Salı, Eylül 19

Die Brücke am Ibar


Almanya, Yugoslavya İç Savaşı’nda yan rollerden birine sahipti. Birçok insan; onların fazla müdahil olduğunu iddia ediyor. Doğru veya yanlış ama belki de Almanların o çatışmaya dahil olmalarından doğan en iyi şey; bir film olabilir. Die Brücke am Ibar'ı, tesadüfen, hem de sinemada, bir Alman filmleri etkinliğinde izledim. Sanırım son dönemde izlediğim filmler arasında en güzeli. Bu sefer 90’ların başında Bosna'da değil, 90’ların sonunda Kosova’dayız.
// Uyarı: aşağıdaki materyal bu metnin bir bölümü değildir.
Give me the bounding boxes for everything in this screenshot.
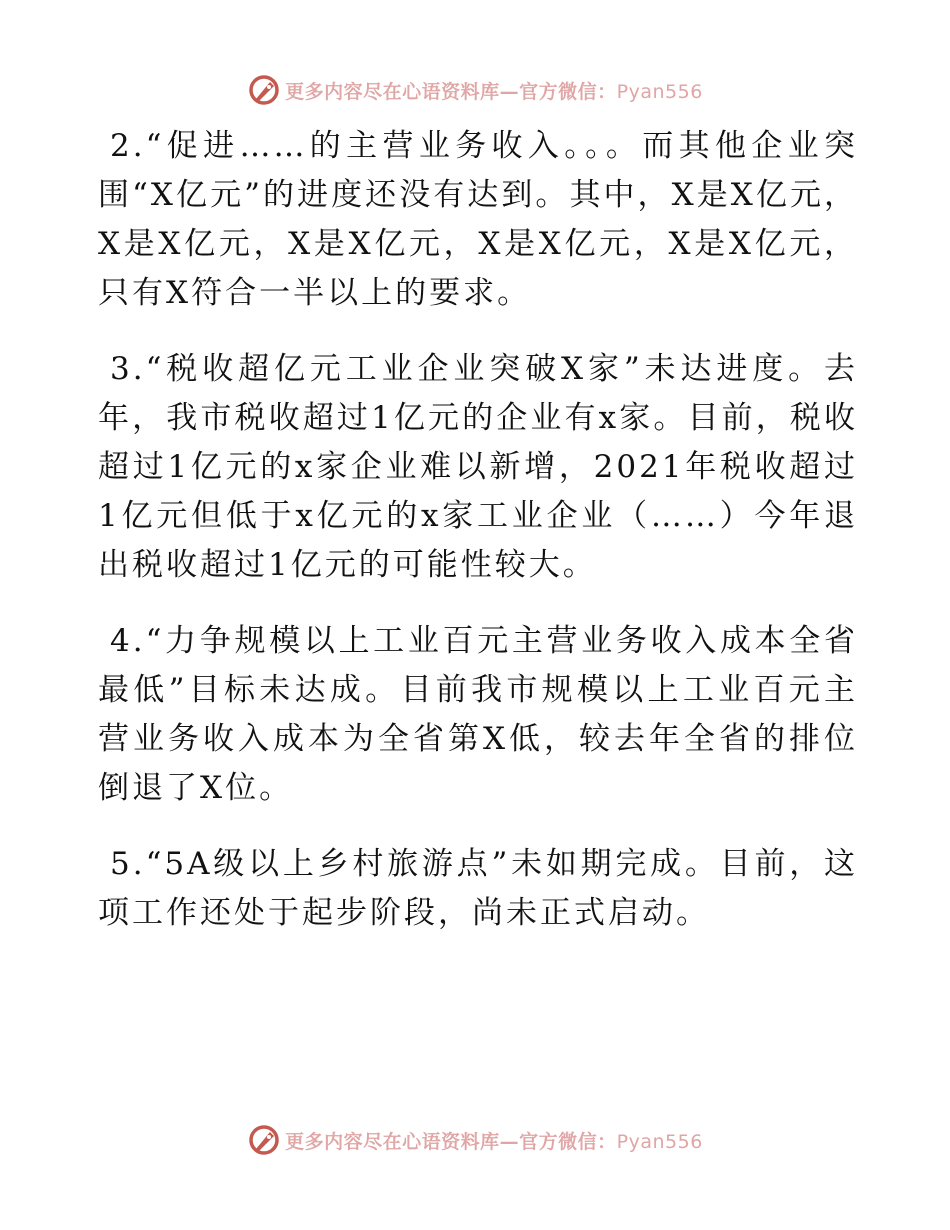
paragraph-item-3: 3.“税收超亿元工业企业突破X家”未达进度。去年，我市税收超过1亿元的企业有x家。目前，税收超过1亿元的x家企业难以新增，2021年税收超过1亿元但低于x亿元的x家工业企业（……）今年退出税收超过1亿元的可能性较大。: [98, 351, 858, 583]
watermark-label: 更多内容尽在心语资料库—官方微信：: [285, 1130, 617, 1153]
fountain-pen-logo-icon: [247, 73, 281, 107]
watermark-text: [285, 77, 703, 104]
paragraph-item-4: 4.“力争规模以上工业百元主营业务收入成本全省最低”目标未达成。目前我市规模以上工业百元主营业务收入成本为全省第X低，较去年全省的排位倒退了X位。: [98, 623, 858, 806]
watermark-id: Pyan556: [616, 1130, 703, 1153]
header-watermark: [0, 72, 950, 108]
watermark-text: [285, 1127, 703, 1154]
watermark-label: 更多内容尽在心语资料库—官方微信：: [285, 80, 617, 103]
footer-watermark: [0, 1122, 950, 1158]
fountain-pen-logo-icon: [247, 1123, 281, 1157]
watermark-id: Pyan556: [616, 80, 703, 103]
paragraph-item-2: 2.“促进……的主营业务收入。。。而其他企业突围“X亿元”的进度还没有达到。其中，X是X亿元，X是X亿元，X是X亿元，X是X亿元，X是X亿元，只有X符合一半以上的要求。: [98, 128, 858, 311]
paragraph-item-5: 5.“5A级以上乡村旅游点”未如期完成。目前，这项工作还处于起步阶段，尚未正式启动。: [98, 846, 858, 931]
document-body: [98, 122, 858, 965]
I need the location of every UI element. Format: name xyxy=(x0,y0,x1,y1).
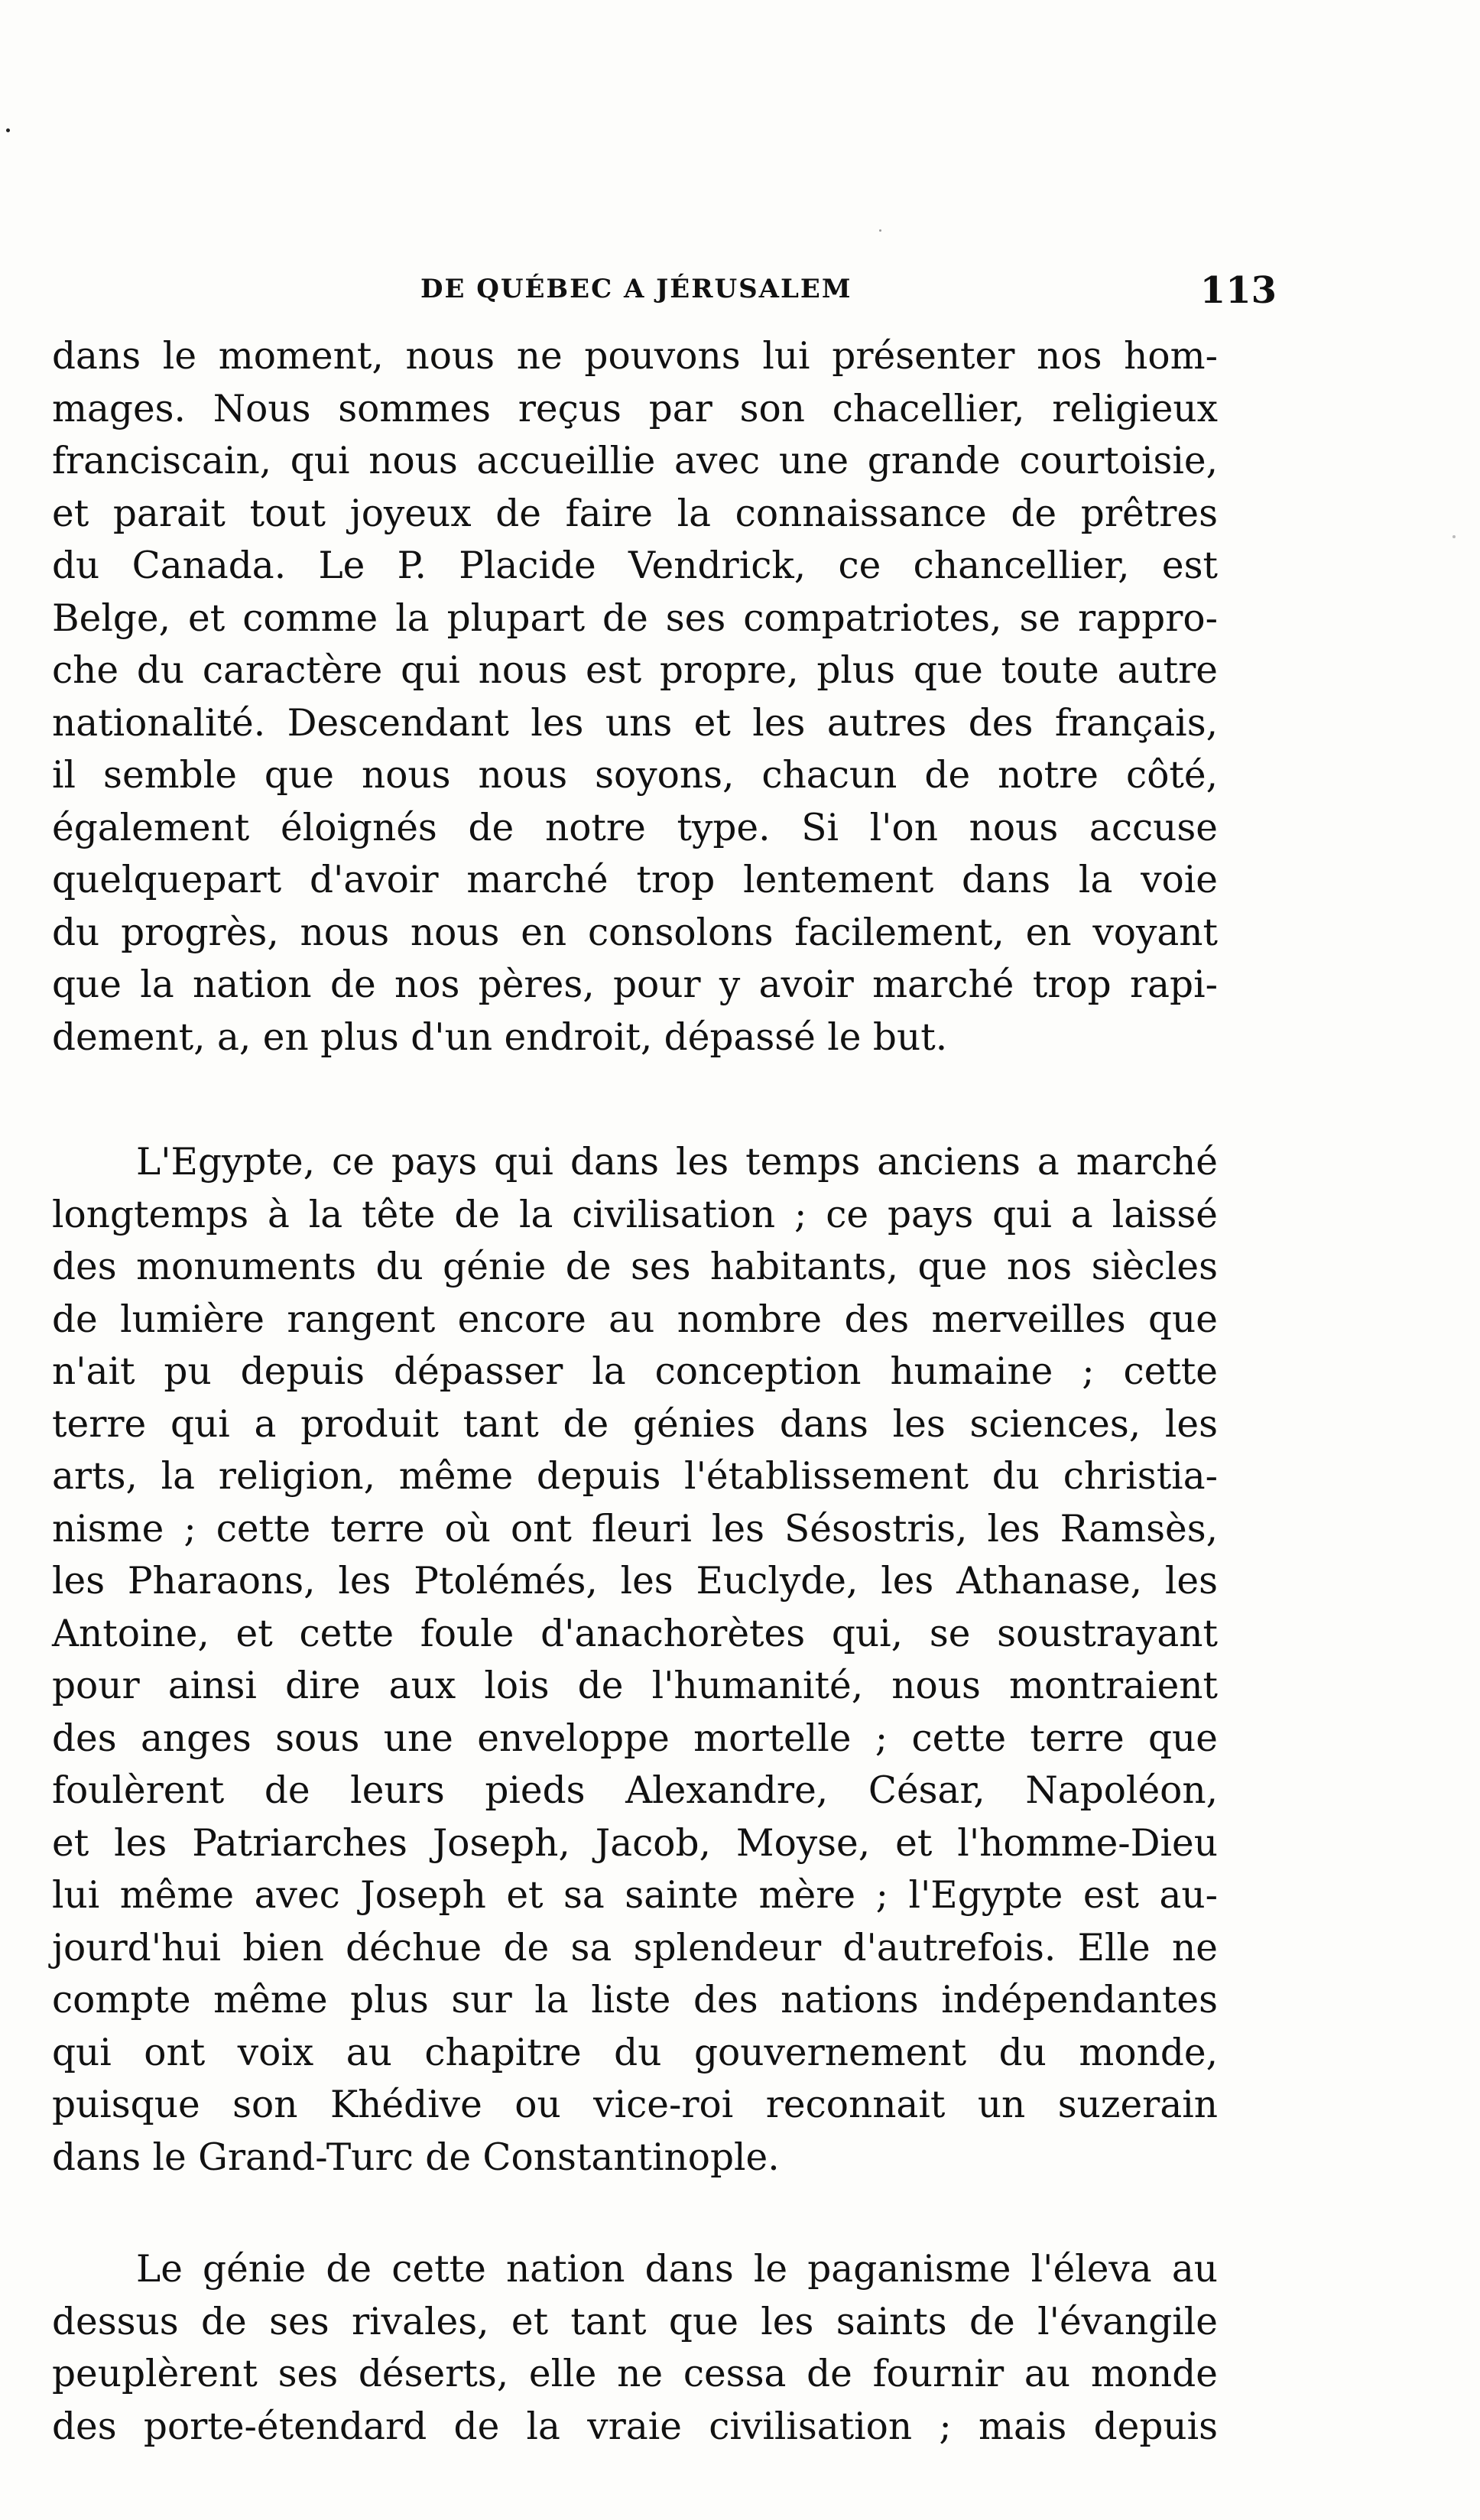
text-line: lui même avec Joseph et sa sainte mère ; l'Egypte est au- xyxy=(52,1874,1218,1917)
text-line: compte même plus sur la liste des nations indépendantes xyxy=(52,1979,1218,2022)
text-line: et les Patriarches Joseph, Jacob, Moyse, et l'homme-Dieu xyxy=(52,1821,1218,1865)
text-line: également éloignés de notre type. Si l'on nous accuse xyxy=(52,806,1218,849)
text-line: jourd'hui bien déchue de sa splendeur d'autrefois. Elle ne xyxy=(52,1926,1218,1970)
text-line: des anges sous une enveloppe mortelle ; cette terre que xyxy=(52,1716,1218,1760)
ink-speck xyxy=(879,229,881,232)
ink-speck xyxy=(6,128,10,132)
text-line: quelquepart d'avoir marché trop lentement dans la voie xyxy=(52,859,1218,901)
text-line: des porte-étendard de la vraie civilisation ; mais depuis xyxy=(52,2405,1218,2448)
text-line: che du caractère qui nous est propre, plus que toute autre xyxy=(52,649,1218,692)
text-line: Le génie de cette nation dans le paganisme l'éleva au xyxy=(136,2248,1218,2291)
text-line: franciscain, qui nous accueillie avec une grande courtoisie, xyxy=(52,440,1218,482)
text-line: et parait tout joyeux de faire la connaissance de prêtres xyxy=(52,492,1218,535)
text-line: du progrès, nous nous en consolons facilement, en voyant xyxy=(52,911,1218,954)
text-line: que la nation de nos pères, pour y avoir marché trop rapi- xyxy=(52,963,1218,1006)
text-line: n'ait pu depuis dépasser la conception humaine ; cette xyxy=(52,1350,1218,1393)
page-header xyxy=(398,269,1277,315)
text-line: qui ont voix au chapitre du gouvernement du monde, xyxy=(52,2031,1218,2074)
text-line: pour ainsi dire aux lois de l'humanité, nous montraient xyxy=(52,1664,1218,1707)
paragraph-2 xyxy=(52,1136,1218,2184)
text-line: des monuments du génie de ses habitants, que nos siècles xyxy=(52,1245,1218,1288)
text-line: terre qui a produit tant de génies dans les sciences, les xyxy=(52,1402,1218,1446)
paragraph-3 xyxy=(52,2243,1218,2453)
text-line: nationalité. Descendant les uns et les autres des français, xyxy=(52,701,1218,745)
text-line: du Canada. Le P. Placide Vendrick, ce chancellier, est xyxy=(52,544,1218,587)
text-line: arts, la religion, même depuis l'établissement du christia- xyxy=(52,1455,1218,1498)
text-line: dans le moment, nous ne pouvons lui présenter nos hom- xyxy=(52,335,1218,378)
text-line: Antoine, et cette foule d'anachorètes qui, se soustrayant xyxy=(52,1612,1218,1655)
text-line: Belge, et comme la plupart de ses compatriotes, se rappro- xyxy=(52,596,1218,640)
page-number: 113 xyxy=(1199,269,1277,312)
text-line: il semble que nous nous soyons, chacun de notre côté, xyxy=(52,754,1218,797)
text-line: dessus de ses rivales, et tant que les saints de l'évangile xyxy=(52,2300,1218,2343)
text-line: foulèrent de leurs pieds Alexandre, César, Napoléon, xyxy=(52,1769,1218,1812)
text-line: les Pharaons, les Ptolémés, les Euclyde, les Athanase, les xyxy=(52,1560,1218,1603)
text-line: dans le Grand-Turc de Constantinople. xyxy=(52,2135,780,2179)
running-title: DE QUÉBEC A JÉRUSALEM xyxy=(420,274,852,304)
text-line: dement, a, en plus d'un endroit, dépassé le but. xyxy=(52,1015,948,1059)
text-line: de lumière rangent encore au nombre des merveilles que xyxy=(52,1297,1218,1341)
ink-speck xyxy=(1452,535,1456,538)
text-line: mages. Nous sommes reçus par son chacellier, religieux xyxy=(52,387,1218,430)
text-line: puisque son Khédive ou vice-roi reconnait un suzerain xyxy=(52,2083,1218,2126)
text-line: peuplèrent ses déserts, elle ne cessa de fournir au monde xyxy=(52,2353,1218,2395)
paragraph-1 xyxy=(52,330,1218,1064)
text-line: nisme ; cette terre où ont fleuri les Sésostris, les Ramsès, xyxy=(52,1507,1218,1551)
text-line: L'Egypte, ce pays qui dans les temps anciens a marché xyxy=(136,1141,1218,1184)
text-line: longtemps à la tête de la civilisation ; ce pays qui a laissé xyxy=(52,1193,1218,1236)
Daha önce defalarca işlenen bir konu belki ama işte... 

Duyguları abartıya kaçmadan hissettirmek, karakterleri anlatabilmek, kendini onların yerine koyabilmek, düşündürmek… Bunlar çok önemli. Alman yönetmen Michaela Kezele, nedense sadece iki film çekmiş. En sonuncusu (2012) bu. Üstelik senaryo da ona ait. Böyle bir bakış açısıyla, daha fazla filmini izlemek isterdim. Ama sanırım çok beğenilmemiş. Ekşi'sde film hakkındaki tek yorum bile çok kötü. Yine de ben çok sevdim. Üstelik o etkinliğe gitmeseydim, bu filmden haberim bile olmayacaktı. Siz de büyük ihtimalle internette bile zor bulacaksanız.

Nedense filmin Almanca ismi ile İngilizce çevirisi birbirinden farklı. Almanca'dan çevirince Ibre'deki Köprü gibi bir şeye dönüşüyor. İngilizce ise My Beautiful Country olarak anılıyor. Bence sorun yok, bu hali daha çok yakışıyor. Bu tarz iç savaş filmlerinde böyle isimlere soğuk değilim. Militarist veya milliyetçi olduğunu da düşünmüyorum. İnsanın ülkesinin değişmesi, yok olması, evinin dağılması, huzurun kaçması, arka mahalledeki komşusuyla silah silaha gelmesi her şeyden çok daha kötü gibi duruyor ve insan doğduğu, geçmişte kalan o güzel ülkeyi daha büyük özlemle anabilir.

Filmde en güzel olay, müziklerdi. Bajaga ile tanışmış olmak bile güzel oldu; ki çaldığı sahne de güzeldir. Sırf bu nedenden dolayı filme fazla not verebilirim.